Speaking to SAMA board members gathered for lunch in Miami Beach on the sixth floor of the new and stunningly beautiful 1111 Lincoln Road parking garage, Ralph Gilles — who is the president and CEO of Dodge and also serves as the vice president of design for Chrysler Corporation – said today’s car companies are going to find themselves locked in a “knife fight” for market share.
“We (Chrysler) have some great things (vehicles) in store that are coming and will help round out our portfolio,” said Gilles. “But it’s going to be an interesting knife fight out there because everybody’s car portfolio is going to meet head on; everyone’s going to have a small car, everyone’s going to have a medium car, everyone’s got a luxury brand. So the ones that win will be the ones with the brand that actually mean something to people.”
Gilles conceded that all of the U.S. companies are turning out good vehicles today and the industry has become intensely competitive.
“The American car companies are building some really good cars right now,” he said. “We know internally that we are seeing huge strides in quality. And that’s reflected at our dealers where the average dealer is basically doing maintenance work and not warranty work; a very steep drop in warranty claims.”
Gilles told the auto writers that Chrysler’s partnership with Italian car company Fiat is progressing very well.
“It’s phenomenal,” he said. “We’re well underway, we’re almost two years into it now and the transparency is incredible. The back and forth exchange between engineers is great. We’re already doing commingle projects. The Fiat 500 is being built in Mexico, engineered by Americans for this market. The engine is being built in Dundee, Michigan. So, it’s happening, real time!”
Gilles also said Chrysler has not been left behind in the development of an electric car and has one in development that will be on the market by the end of 2012.
“Electric vehicles make sense, but the vehicle demand has to be right,” he said. “The thing about electric powertrains is that they are very scaleable, very easy to move around. So we’re going to use the Fiat 500, it’s the perfect donor; it’s a very low energy-demand type of vehicle and it’s very efficient. All the work that we did the last three years (on electric vehicle technology) is not going to waste and it will be out in less than two years. It’s well under way.”
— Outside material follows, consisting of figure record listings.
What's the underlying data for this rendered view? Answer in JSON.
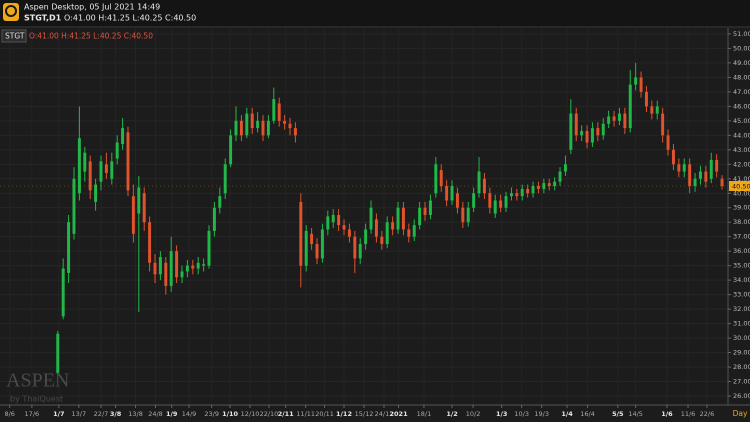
{
  "app": {
    "title": "Aspen Desktop, 05 Jul 2021 14:49",
    "symbol": "STGT,D1",
    "ohlc": "O:41.00 H:41.25 L:40.25 C:40.50"
  },
  "chart_data": {
    "type": "candlestick",
    "symbol_tag": "STGT",
    "ohlc_text": "O:41.00 H:41.25 L:40.25 C:40.50",
    "period": "Day",
    "watermark": "ASPEN",
    "watermark_sub": "by ThaiQuest",
    "up_color": "#21b84a",
    "down_color": "#e0532c",
    "grid": true,
    "last_price": {
      "value": 40.5,
      "label": "40.50"
    },
    "ylim": [
      25.38,
      51.41
    ],
    "xlim": [
      -10.7,
      124.1
    ],
    "yticks": [
      {
        "value": 26,
        "label": "26.00"
      },
      {
        "value": 27,
        "label": "27.00"
      },
      {
        "value": 28,
        "label": "28.00"
      },
      {
        "value": 29,
        "label": "29.00"
      },
      {
        "value": 30,
        "label": "30.00"
      },
      {
        "value": 31,
        "label": "31.00"
      },
      {
        "value": 32,
        "label": "32.00"
      },
      {
        "value": 33,
        "label": "33.00"
      },
      {
        "value": 34,
        "label": "34.00"
      },
      {
        "value": 35,
        "label": "35.00"
      },
      {
        "value": 36,
        "label": "36.00"
      },
      {
        "value": 37,
        "label": "37.00"
      },
      {
        "value": 38,
        "label": "38.00"
      },
      {
        "value": 39,
        "label": "39.00"
      },
      {
        "value": 40,
        "label": "40.00"
      },
      {
        "value": 41,
        "label": "41.00"
      },
      {
        "value": 42,
        "label": "42.00"
      },
      {
        "value": 43,
        "label": "43.00"
      },
      {
        "value": 44,
        "label": "44.00"
      },
      {
        "value": 45,
        "label": "45.00"
      },
      {
        "value": 46,
        "label": "46.00"
      },
      {
        "value": 47,
        "label": "47.00"
      },
      {
        "value": 48,
        "label": "48.00"
      },
      {
        "value": 49,
        "label": "49.00"
      },
      {
        "value": 50,
        "label": "50.00"
      },
      {
        "value": 51,
        "label": "51.00"
      }
    ],
    "xticks": [
      {
        "value": -8.9,
        "label": "8/6"
      },
      {
        "value": -4.8,
        "label": "17/6"
      },
      {
        "value": 0.2,
        "label": "1/7",
        "major": true
      },
      {
        "value": 3.9,
        "label": "13/7"
      },
      {
        "value": 8,
        "label": "22/7"
      },
      {
        "value": 10.7,
        "label": "3/8",
        "major": true
      },
      {
        "value": 14.4,
        "label": "13/8"
      },
      {
        "value": 18.1,
        "label": "24/8"
      },
      {
        "value": 21.1,
        "label": "1/9",
        "major": true
      },
      {
        "value": 24.3,
        "label": "14/9"
      },
      {
        "value": 28.5,
        "label": "23/9"
      },
      {
        "value": 31.9,
        "label": "1/10",
        "major": true
      },
      {
        "value": 35.6,
        "label": "12/10"
      },
      {
        "value": 39.1,
        "label": "22/10"
      },
      {
        "value": 42.2,
        "label": "2/11",
        "major": true
      },
      {
        "value": 45.9,
        "label": "11/11"
      },
      {
        "value": 49.4,
        "label": "20/11"
      },
      {
        "value": 53,
        "label": "1/12",
        "major": true
      },
      {
        "value": 56.7,
        "label": "15/12"
      },
      {
        "value": 60.4,
        "label": "24/12"
      },
      {
        "value": 63.1,
        "label": "2021",
        "major": true
      },
      {
        "value": 67.8,
        "label": "18/1"
      },
      {
        "value": 73,
        "label": "1/2",
        "major": true
      },
      {
        "value": 76.9,
        "label": "10/2"
      },
      {
        "value": 82.2,
        "label": "1/3",
        "major": true
      },
      {
        "value": 85.9,
        "label": "10/3"
      },
      {
        "value": 89.6,
        "label": "19/3"
      },
      {
        "value": 94.3,
        "label": "1/4",
        "major": true
      },
      {
        "value": 98.1,
        "label": "16/4"
      },
      {
        "value": 103.7,
        "label": "5/5",
        "major": true
      },
      {
        "value": 107,
        "label": "14/5"
      },
      {
        "value": 112.8,
        "label": "1/6",
        "major": true
      },
      {
        "value": 116.7,
        "label": "11/6"
      },
      {
        "value": 120.2,
        "label": "22/6"
      }
    ],
    "open": [
      27.6,
      31.5,
      34.5,
      37.2,
      40,
      41.5,
      42.2,
      39.4,
      40.8,
      42,
      41,
      42.4,
      43.4,
      44.2,
      39.8,
      38.6,
      40,
      38,
      35.2,
      34.4,
      35.2,
      33.6,
      36,
      34.2,
      34.6,
      35,
      34.8,
      35,
      35,
      37.4,
      39,
      40,
      42,
      44,
      45,
      44,
      45.5,
      44.5,
      45,
      44,
      45,
      46.2,
      45,
      44.8,
      44.5,
      39.4,
      35,
      37.2,
      36.5,
      35.5,
      37.5,
      38,
      38.5,
      37.8,
      37.5,
      37,
      35.5,
      36.5,
      37.5,
      38.2,
      37,
      36.5,
      38,
      37.5,
      39,
      37.5,
      37,
      37.8,
      39,
      38.5,
      40,
      41.6,
      40.5,
      39.5,
      40,
      39,
      38,
      39,
      40,
      41,
      40,
      38.6,
      39.5,
      39,
      39.8,
      40,
      39.8,
      40.3,
      40,
      40.5,
      40.3,
      40.7,
      40.5,
      40.8,
      41.5,
      43,
      45.5,
      44,
      44.3,
      43.5,
      44.5,
      44,
      44.8,
      45.3,
      45,
      45.5,
      44.5,
      47.5,
      48,
      47,
      46,
      45.5,
      45.5,
      44,
      43,
      42,
      41.5,
      42,
      40.5,
      41,
      41.5,
      41,
      42.3,
      41
    ],
    "high": [
      30.5,
      35.5,
      38.5,
      41.8,
      46,
      43.2,
      42.6,
      41,
      42.6,
      42.8,
      42.8,
      44,
      45.2,
      44.6,
      40.6,
      41.2,
      40.4,
      38.4,
      35.8,
      36,
      35.6,
      37,
      36.4,
      35,
      35.4,
      35.4,
      35.6,
      35.5,
      37.8,
      39.4,
      40.4,
      42.4,
      44.4,
      46,
      45.4,
      45.9,
      45.9,
      45.6,
      45.4,
      45.4,
      47.3,
      46.6,
      45.4,
      45.2,
      44.9,
      40,
      37.8,
      37.6,
      36.9,
      37.9,
      38.8,
      38.9,
      38.9,
      38.2,
      37.9,
      37.4,
      36.9,
      37.9,
      39.5,
      38.6,
      37.4,
      38.4,
      38.4,
      39.4,
      39.4,
      37.9,
      38.2,
      39.4,
      39.4,
      39.9,
      42.5,
      42,
      40.9,
      40.9,
      40.4,
      39.4,
      39.4,
      40.4,
      42.5,
      41.4,
      40.4,
      39.9,
      39.9,
      40.1,
      40.4,
      40.3,
      40.6,
      40.6,
      40.8,
      40.8,
      41,
      41,
      41.1,
      41.8,
      42.6,
      46.5,
      45.9,
      44.7,
      44.7,
      44.9,
      44.9,
      45.2,
      45.7,
      45.7,
      45.9,
      45.9,
      48.5,
      49,
      48.4,
      47.4,
      46.4,
      46.4,
      45.9,
      44.4,
      43.4,
      42.4,
      42.4,
      42.4,
      41.4,
      41.9,
      41.9,
      42.8,
      42.7,
      41.25
    ],
    "low": [
      27.4,
      31.3,
      33.8,
      36.8,
      39.5,
      40.8,
      39.6,
      38.8,
      40.2,
      41,
      40.6,
      42,
      43,
      39.8,
      36.6,
      31.8,
      37.4,
      34.6,
      33.8,
      34,
      33,
      33.2,
      33.8,
      33.8,
      34.2,
      34.4,
      34.4,
      34.6,
      34.8,
      37,
      38.6,
      39.6,
      41.8,
      43.6,
      43.6,
      43.8,
      44.1,
      44.2,
      43.6,
      43.8,
      44.8,
      44.6,
      44.4,
      44,
      43.5,
      33.5,
      34.6,
      36.1,
      35.1,
      35.2,
      37.1,
      37.6,
      37.4,
      37.1,
      36.6,
      34.5,
      35.1,
      36.1,
      37.2,
      36.6,
      36.1,
      36.2,
      37.1,
      37.2,
      37.1,
      36.6,
      36.7,
      37.5,
      38.1,
      38.2,
      39.7,
      40.1,
      39.1,
      39.2,
      38.6,
      37.6,
      37.7,
      38.7,
      39.7,
      39.6,
      38.6,
      38.3,
      38.7,
      38.7,
      39.5,
      39.5,
      39.5,
      39.7,
      39.7,
      40,
      40,
      40.2,
      40.2,
      40.5,
      41.2,
      42.7,
      43.6,
      43.6,
      43.1,
      43.2,
      43.6,
      43.7,
      44.5,
      44.6,
      44.7,
      44.1,
      44.2,
      47.1,
      46.6,
      45.6,
      45.1,
      45.1,
      43.5,
      42.6,
      41.6,
      41.1,
      41.1,
      40,
      40.1,
      40.6,
      40.4,
      40.7,
      41.1,
      40.25
    ],
    "close": [
      30.3,
      34.8,
      38,
      41,
      43.8,
      42.8,
      40.2,
      40.6,
      42.2,
      41.4,
      42.2,
      43.5,
      44.5,
      40.2,
      37.2,
      40.4,
      38,
      35.2,
      34.4,
      35.6,
      33.6,
      36,
      34.2,
      34.6,
      35,
      34.8,
      35.2,
      35.1,
      37.4,
      39,
      39.8,
      42,
      44,
      45,
      44,
      45.5,
      44.5,
      45,
      44,
      45,
      46.5,
      45,
      44.8,
      44.5,
      44,
      35,
      37.4,
      36.5,
      35.5,
      37.5,
      38.4,
      38.5,
      37.8,
      37.5,
      37,
      35.5,
      36.5,
      37.5,
      39,
      37,
      36.5,
      38,
      37.5,
      39,
      37.5,
      37,
      37.8,
      39,
      38.5,
      39.5,
      42,
      40.5,
      39.5,
      40.5,
      39,
      38,
      39,
      40,
      41.5,
      40,
      39,
      39.5,
      39,
      39.8,
      40,
      39.8,
      40.3,
      40,
      40.5,
      40.3,
      40.7,
      40.5,
      40.8,
      41.5,
      42,
      45.5,
      44,
      44.3,
      43.5,
      44.5,
      44,
      44.8,
      45.3,
      45,
      45.5,
      44.5,
      47.5,
      48,
      47,
      46,
      45.5,
      46,
      44,
      43,
      42,
      41.5,
      42,
      40.5,
      41,
      41.5,
      40.8,
      42.3,
      41.5,
      40.5
    ]
  }
}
Flanked by six new 2011 Dodge vehicles – a Charger, a Challenger, an Avenger, a Caravan, a Journey and a Durango — Gilles told SAMA members that Chrysler and Dodge have redefined their marketing strategy after coming out of bankruptcy and are focusing on a more youthful buyer.
“The new younger buyer is somewhat unpolluted,” he said. “Their mindset has yet to be formed. We do okay with our loyalty in terms of our current buyers, we’re kind of growing with them; but it’s time to fish in fresh waters, basically.”
Gilles also said that auto racing fits well with Dodge’s marketing strategy.
“We make rear-drive, V-8 powered vehicles and that’s what we race,” he said. “So we’re one of the few auto makers that actually build what we race. And it’s hard to ignore the reach that NASCAR has. Eight-and-a-half million people watch every weekend, so you’ve gotta be there. If you’re not, you’re almost suspiciously absent, especially for a brand like ours, which is all about performance.”